B and I are at Navarre Beach in Florida with his family for a week, taking the closest thing we’ve had to an actual, full-fledged vacation in nearly four years. I did work, but it’s been more relaxing than anything else, more listening to the soothing sound of the waves crashing on the shore and the kids running around laughing and eating seafood than looking at my phone. We also went to an alligator farm and we all got to hold a very, very small alligator, which felt surprisingly pleasant. His squirmy and resigned sort of demeanor reminded me, oddly, of our dog.
One of the books I brought with me is Mary Oliver’s “Felicity,” her apparently long-held, secret stash of something nearly like love poems.

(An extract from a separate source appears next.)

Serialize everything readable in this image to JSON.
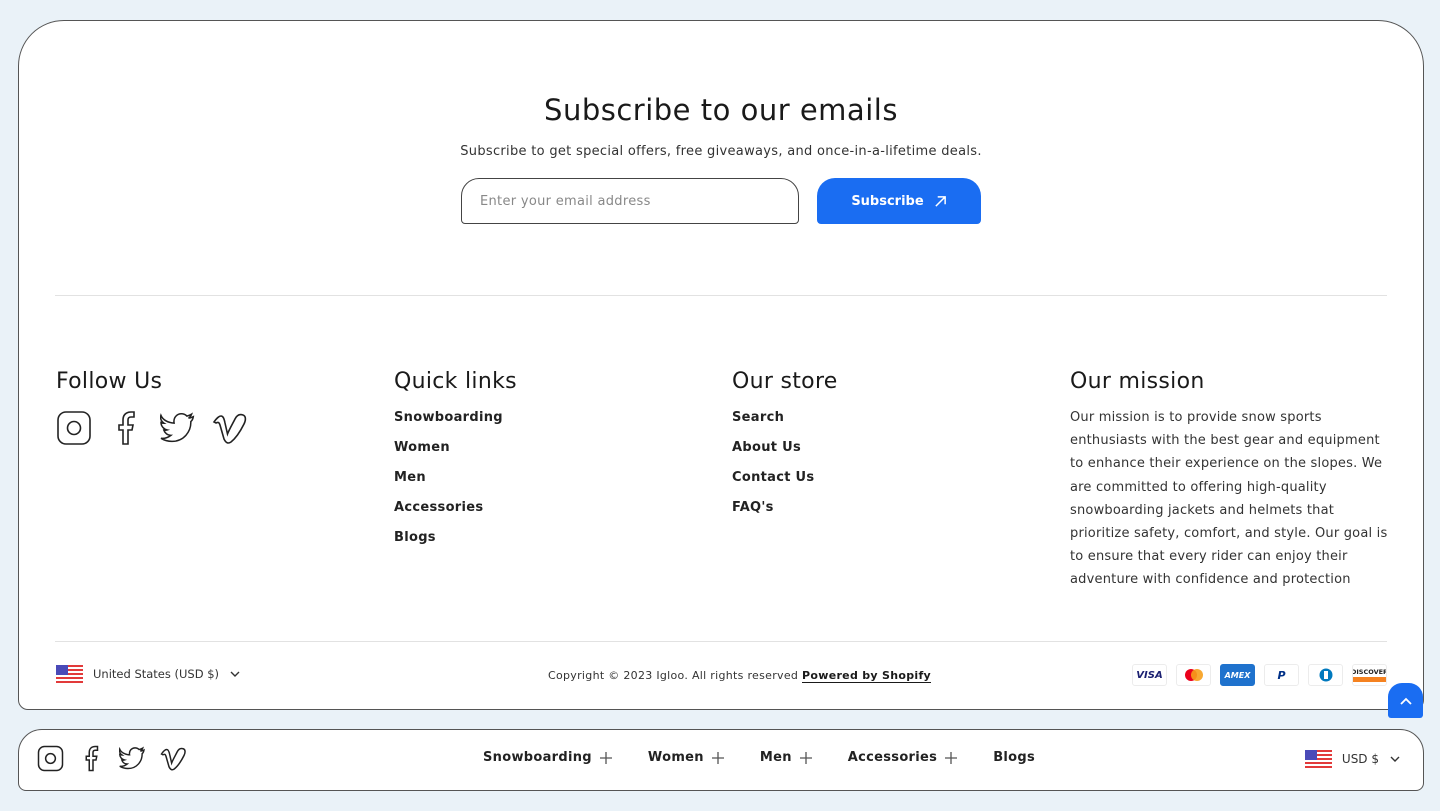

She’s maybe most famous presently for the line regarding the grasshopper, asking, “What are you going to do / with your one wild and precious life?” but I found another one last summer that I got stuck on, that reminded me of the beach, and those few months when B and I were hurtling towards each other with all the inevitability of gravity, and that echoes now with this summer barely past, that seemed so weirdly endless:
What This Is Not
This is not just surprise and pleasure.
This is not just beauty sometimes
too hot to touch.
This is not a blessing with a beginning
and an end.
This is not just a wild summer.
This is not conditional.
Re-reading it sitting by the water the other day, I flipped to the back cover for the first time; I’d only recently found out anything about Oliver personally and wanted to know more. The author’s bio wasn’t much, but it mentioned that she was from Ohio and – upon the writing of “Felicity” – resides in Florida. That would be an awesome coincidence, if I still believed in those.